2018 Sharygin Geometry Olympiad, 3
Tags: inequalities , geometry , angle bisector
Let $ABC$ be a triangle with $\angle A = 60^\circ$, and $AA', BB', CC'$ be its internal angle bisectors. Prove that $\angle B'A'C' \le 60^\circ$.

2009 Princeton University Math Competition, 5
Tags: inequalities
Suppose that for some positive integer $n$, the first two digits of $5^n$ and $2^n$ are identical. Suppose the first two digits are $a$ and $b$ in this order. Find the two-digit number $\overline{ab}$.

2014 France Team Selection Test, 6
Tags: inequalities
Let $n$ be a positive integer and $x_1,x_2,\ldots,x_n$ be positive reals. Show that there are numbers $a_1,a_2,\ldots, a_n \in \{-1,1\}$ such that the following holds: \[a_1x_1^2+a_2x_2^2+\cdots+a_nx_n^2 \ge (a_1x_1+a_2x_2 +\cdots+a_nx_n)^2\]
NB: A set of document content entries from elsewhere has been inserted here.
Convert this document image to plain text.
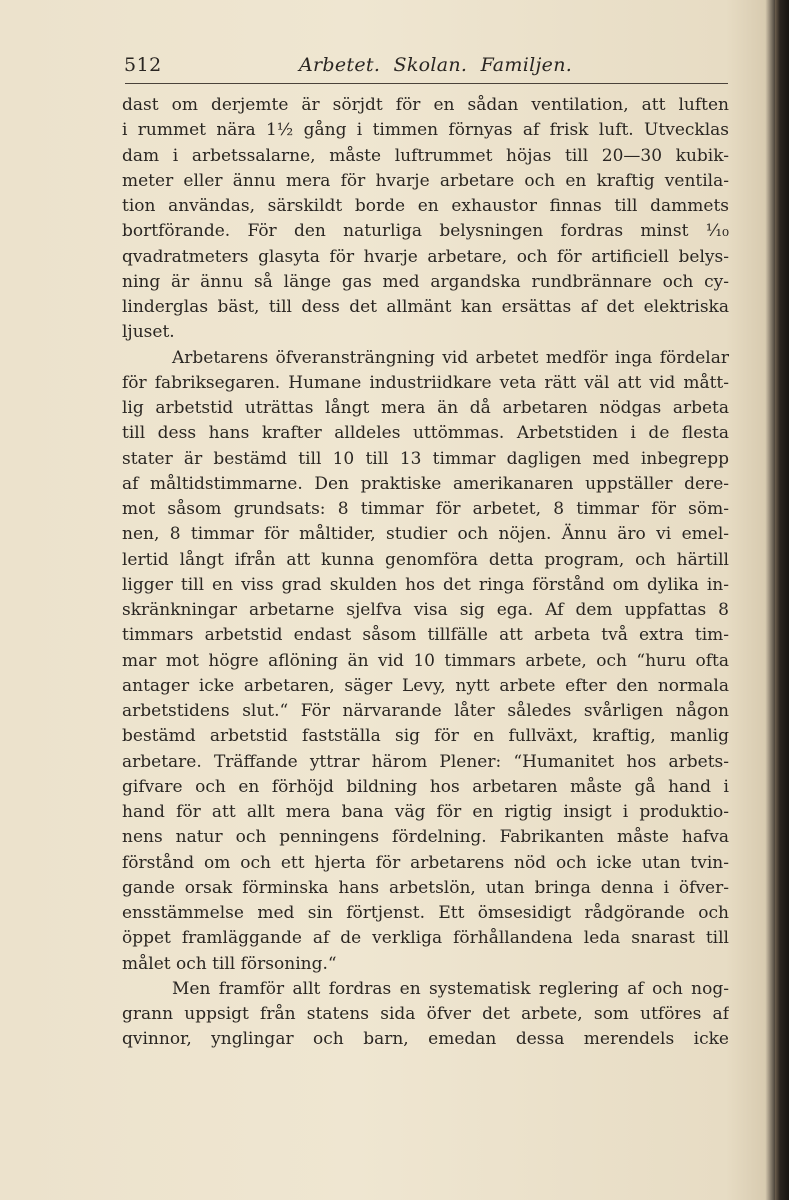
512	Arbetet. Skolan. Familjen.
dast om derjemte är sörjdt för en sådan ventilation, att luften
i rummet nära 1½ gång i timmen förnyas af frisk luft. Utvecklas
dam i arbetssalarne, måste luftrummet höjas till 20—30 kubik-
meter eller ännu mera för hvarje arbetare och en kraftig ventila-
tion användas, särskildt borde en exhaustor finnas till dammets
bortförande. För den naturliga belysningen fordras minst ¹⁄₁₀
qvadratmeters glasyta för hvarje arbetare, och för artificiell belys-
ning är ännu så länge gas med argandska rundbrännare och cy-
linderglas bäst, till dess det allmänt kan ersättas af det elektriska
ljuset.
Arbetarens öfveransträngning vid arbetet medför inga fördelar
för fabriksegaren. Humane industriidkare veta rätt väl att vid mått-
lig arbetstid uträttas långt mera än då arbetaren nödgas arbeta
till dess hans krafter alldeles uttömmas. Arbetstiden i de flesta
stater är bestämd till 10 till 13 timmar dagligen med inbegrepp
af måltidstimmarne. Den praktiske amerikanaren uppställer dere-
mot såsom grundsats: 8 timmar för arbetet, 8 timmar för söm-
nen, 8 timmar för måltider, studier och nöjen. Ännu äro vi emel-
lertid långt ifrån att kunna genomföra detta program, och härtill
ligger till en viss grad skulden hos det ringa förstånd om dylika in-
skränkningar arbetarne sjelfva visa sig ega. Af dem uppfattas 8
timmars arbetstid endast såsom tillfälle att arbeta två extra tim-
mar mot högre aflöning än vid 10 timmars arbete, och “huru ofta
antager icke arbetaren, säger Levy, nytt arbete efter den normala
arbetstidens slut.“ För närvarande låter således svårligen någon
bestämd arbetstid fastställa sig för en fullväxt, kraftig, manlig
arbetare. Träffande yttrar härom Plener: “Humanitet hos arbets-
gifvare och en förhöjd bildning hos arbetaren måste gå hand i
hand för att allt mera bana väg för en rigtig insigt i produktio-
nens natur och penningens fördelning. Fabrikanten måste hafva
förstånd om och ett hjerta för arbetarens nöd och icke utan tvin-
gande orsak förminska hans arbetslön, utan bringa denna i öfver-
ensstämmelse med sin förtjenst. Ett ömsesidigt rådgörande och
öppet framläggande af de verkliga förhållandena leda snarast till
målet och till försoning.“
Men framför allt fordras en systematisk reglering af och nog-
grann uppsigt från statens sida öfver det arbete, som utföres af
qvinnor, ynglingar och barn, emedan dessa merendels icke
1983 National High School Mathematics League, 8
Tags: geometry , inequalities , circumcircle
For any $\triangle ABC$, its girth is$l$, its circumradius is$R$, its inscribed radius is $r$.Which one is true? $\text{(A)}l>R+r\qquad\text{(B)}l\leq R+r\qquad\text{(C)}\frac{l}{6}<R+r<6l\qquad\text{(D)}$None above

1999 USAMO, 4
Tags: function , inequalities
Let $a_{1}, a_{2}, \dots, a_{n}$ ($n > 3$) be real numbers such that \[ a_{1} + a_{2} + \cdots + a_{n} \geq n \qquad \mbox{and} \qquad a_{1}^{2} + a_{2}^{2} + \cdots + a_{n}^{2} \geq n^{2}. \] Prove that $\max(a_{1}, a_{2}, \dots, a_{n}) \geq 2$.
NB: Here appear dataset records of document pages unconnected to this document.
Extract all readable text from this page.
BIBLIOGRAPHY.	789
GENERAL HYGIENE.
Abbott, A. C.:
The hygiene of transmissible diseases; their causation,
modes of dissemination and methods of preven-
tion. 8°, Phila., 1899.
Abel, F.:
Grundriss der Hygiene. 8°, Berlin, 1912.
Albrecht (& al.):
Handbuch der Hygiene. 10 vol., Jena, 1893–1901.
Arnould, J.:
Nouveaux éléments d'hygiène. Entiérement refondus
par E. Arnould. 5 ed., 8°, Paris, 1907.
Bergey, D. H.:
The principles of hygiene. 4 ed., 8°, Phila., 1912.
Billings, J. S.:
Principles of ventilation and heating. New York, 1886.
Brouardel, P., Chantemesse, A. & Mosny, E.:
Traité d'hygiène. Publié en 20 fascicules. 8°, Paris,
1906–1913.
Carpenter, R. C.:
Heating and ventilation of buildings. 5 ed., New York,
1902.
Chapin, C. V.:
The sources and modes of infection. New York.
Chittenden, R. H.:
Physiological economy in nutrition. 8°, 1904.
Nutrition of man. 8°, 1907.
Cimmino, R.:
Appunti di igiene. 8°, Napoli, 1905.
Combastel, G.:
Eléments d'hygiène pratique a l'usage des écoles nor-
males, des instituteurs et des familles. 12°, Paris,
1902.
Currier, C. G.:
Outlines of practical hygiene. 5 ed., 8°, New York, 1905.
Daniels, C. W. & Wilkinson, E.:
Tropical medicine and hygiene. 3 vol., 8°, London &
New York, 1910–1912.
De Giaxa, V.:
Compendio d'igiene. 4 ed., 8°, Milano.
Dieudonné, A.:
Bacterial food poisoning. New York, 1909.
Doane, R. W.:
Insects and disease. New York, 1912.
1976 Swedish Mathematical Competition, 5
Tags: analysis , inequalities , function , algebra
$f(x)$ is defined for $x \geq 0$ and has a continuous derivative. It satisfies $f(0)=1$, $f'(0)=0$ and $(1+f(x))f''(x)=1+x$. Show that $f$ is increasing and that $f(1) \leq 4/3$.